The world’s biggest maker of x86 central processing units and supporting chipsets has been eyeing the market of standalone graphics processors for some time and, according to rumours spread at Computex Taipei 2007 trade show, will finally enter it a little sooner than expected.
Several makers of graphics cards have already been contacted by Intel in regards of roll-out the company’s first discrete graphics solutions in years. DigiTimes web-site reports that if current plans go smoothly, the launch of the new products is projected to be “around early in the second quarter of 2008”. Not everything is yet clear with Intel’s product roadmap: so far the company has not provided its potential partners specifications of the forthcoming graphics processing units (GPUs). It is expected though that the company will “deliver a more complete roadmap and specifications” in the Q4 2007.

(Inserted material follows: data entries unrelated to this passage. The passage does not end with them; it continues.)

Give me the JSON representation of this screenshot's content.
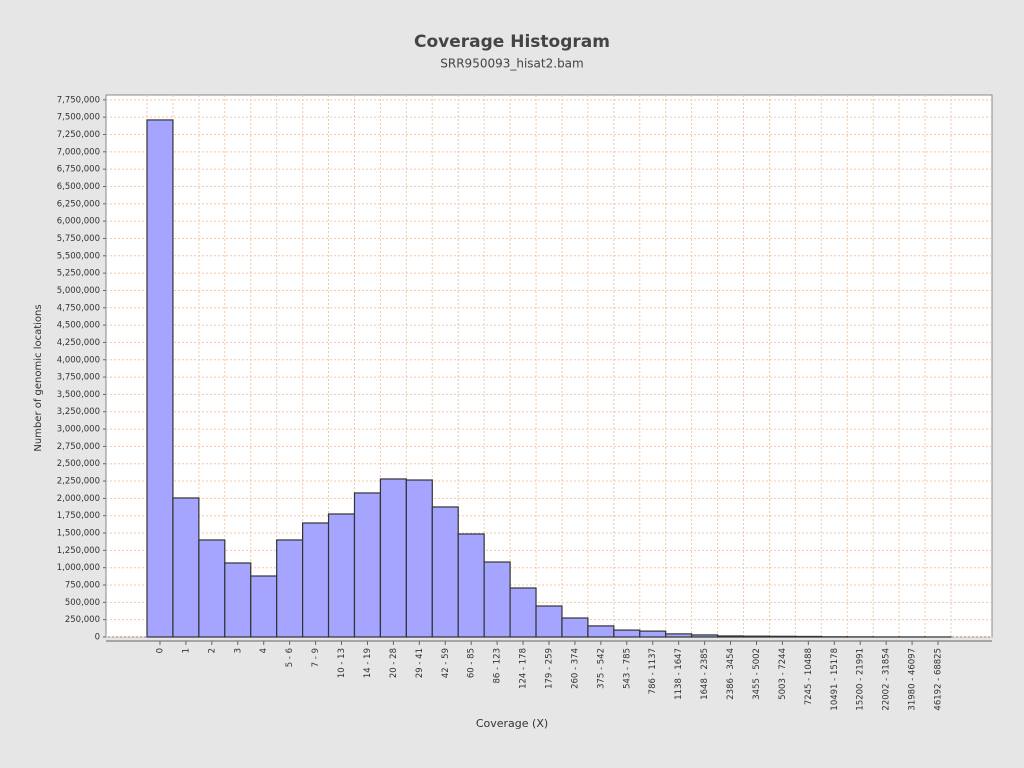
{
  "chart_data": {
    "type": "bar",
    "title": "Coverage Histogram",
    "subtitle": "SRR950093_hisat2.bam",
    "x_label": "Coverage (X)",
    "y_label": "Number of genomic locations",
    "categories": [
      "0",
      "1",
      "2",
      "3",
      "4",
      "5 - 6",
      "7 - 9",
      "10 - 13",
      "14 - 19",
      "20 - 28",
      "29 - 41",
      "42 - 59",
      "60 - 85",
      "86 - 123",
      "124 - 178",
      "179 - 259",
      "260 - 374",
      "375 - 542",
      "543 - 785",
      "786 - 1137",
      "1138 - 1647",
      "1648 - 2385",
      "2386 - 3454",
      "3455 - 5002",
      "5003 - 7244",
      "7245 - 10488",
      "10491 - 15178",
      "15200 - 21991",
      "22002 - 31854",
      "31980 - 46097",
      "46192 - 68825"
    ],
    "values": [
      7460000,
      2006000,
      1400000,
      1068000,
      880000,
      1400000,
      1645000,
      1775000,
      2078000,
      2280000,
      2265000,
      1876000,
      1486000,
      1082000,
      707000,
      447000,
      274000,
      160000,
      100000,
      85000,
      45000,
      30000,
      15000,
      12000,
      10000,
      8000,
      3000,
      2000,
      1000,
      1000,
      500
    ],
    "color": "#a5a5ff",
    "ylim": [
      0,
      7820000
    ],
    "yticks": [
      0,
      {
        "value": 250000,
        "label": "250,000"
      },
      {
        "value": 500000,
        "label": "500,000"
      },
      {
        "value": 750000,
        "label": "750,000"
      },
      {
        "value": 1000000,
        "label": "1,000,000"
      },
      {
        "value": 1250000,
        "label": "1,250,000"
      },
      {
        "value": 1500000,
        "label": "1,500,000"
      },
      {
        "value": 1750000,
        "label": "1,750,000"
      },
      {
        "value": 2000000,
        "label": "2,000,000"
      },
      {
        "value": 2250000,
        "label": "2,250,000"
      },
      {
        "value": 2500000,
        "label": "2,500,000"
      },
      {
        "value": 2750000,
        "label": "2,750,000"
      },
      {
        "value": 3000000,
        "label": "3,000,000"
      },
      {
        "value": 3250000,
        "label": "3,250,000"
      },
      {
        "value": 3500000,
        "label": "3,500,000"
      },
      {
        "value": 3750000,
        "label": "3,750,000"
      },
      {
        "value": 4000000,
        "label": "4,000,000"
      },
      {
        "value": 4250000,
        "label": "4,250,000"
      },
      {
        "value": 4500000,
        "label": "4,500,000"
      },
      {
        "value": 4750000,
        "label": "4,750,000"
      },
      {
        "value": 5000000,
        "label": "5,000,000"
      },
      {
        "value": 5250000,
        "label": "5,250,000"
      },
      {
        "value": 5500000,
        "label": "5,500,000"
      },
      {
        "value": 5750000,
        "label": "5,750,000"
      },
      {
        "value": 6000000,
        "label": "6,000,000"
      },
      {
        "value": 6250000,
        "label": "6,250,000"
      },
      {
        "value": 6500000,
        "label": "6,500,000"
      },
      {
        "value": 6750000,
        "label": "6,750,000"
      },
      {
        "value": 7000000,
        "label": "7,000,000"
      },
      {
        "value": 7250000,
        "label": "7,250,000"
      },
      {
        "value": 7500000,
        "label": "7,500,000"
      },
      {
        "value": 7750000,
        "label": "7,750,000"
      }
    ],
    "grid": true
  }
}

Intel has been working on a new standalone graphics processors for several years now, licensing various technologies from companies like ATI Technologies (now part of Advanced Micro Devices), Nvidia Corp. and even funding a startup that develops universal multi-GPU technology. Intel’s first discrete GPU will support DirectX 10 feature-set and should also feature advanced capabilities found in today’s graphics processors (sophisticated memory controllers, video processing capabilities and so on). Still, the company reportedly plans to concentrate on graphics cards priced below $300, performance-mainstream and mainstream markets, and not go into high-end and premium classes, where a single graphics board may cost more than $800.
But powerful hardware is not everything on the GPU market: hardware and driver developers need to release high-quality drivers and work with game developers to tweak games for their graphics chips. According to estimations by Nvidia, which it presents to its partners, Nvidia GeForce 7050 runs 90% of games as expected and 10% with some issues, whereas integrated graphics core of Intel G965 core-logic displays only 60% of top 30 games properly, 17% with some issues and 23% either do not work at all or display substantial corruption.
While the market of standalone graphics cards is stagnating now and is doomed by game consoles, popularization of notebooks and integrated chipsets, its revenues are still about $5 billion a quarter, which is more than a significant amount of money even for Intel and the company's expansion in this space would mean considerably lower earnings for companies like AMD or Nvidia Corp. Moreover, more advanced graphics technologies may allow Intel to sell its chips to makers of game consoles eventually, which are sold in quantities that may reach hundreds of millions, another revenue source for both AMD/ATI and Nvidia. Additionally, graphics chips may be used for general purpose computing tasks, yet another promising market segment.
Intel did not comment on the news-story.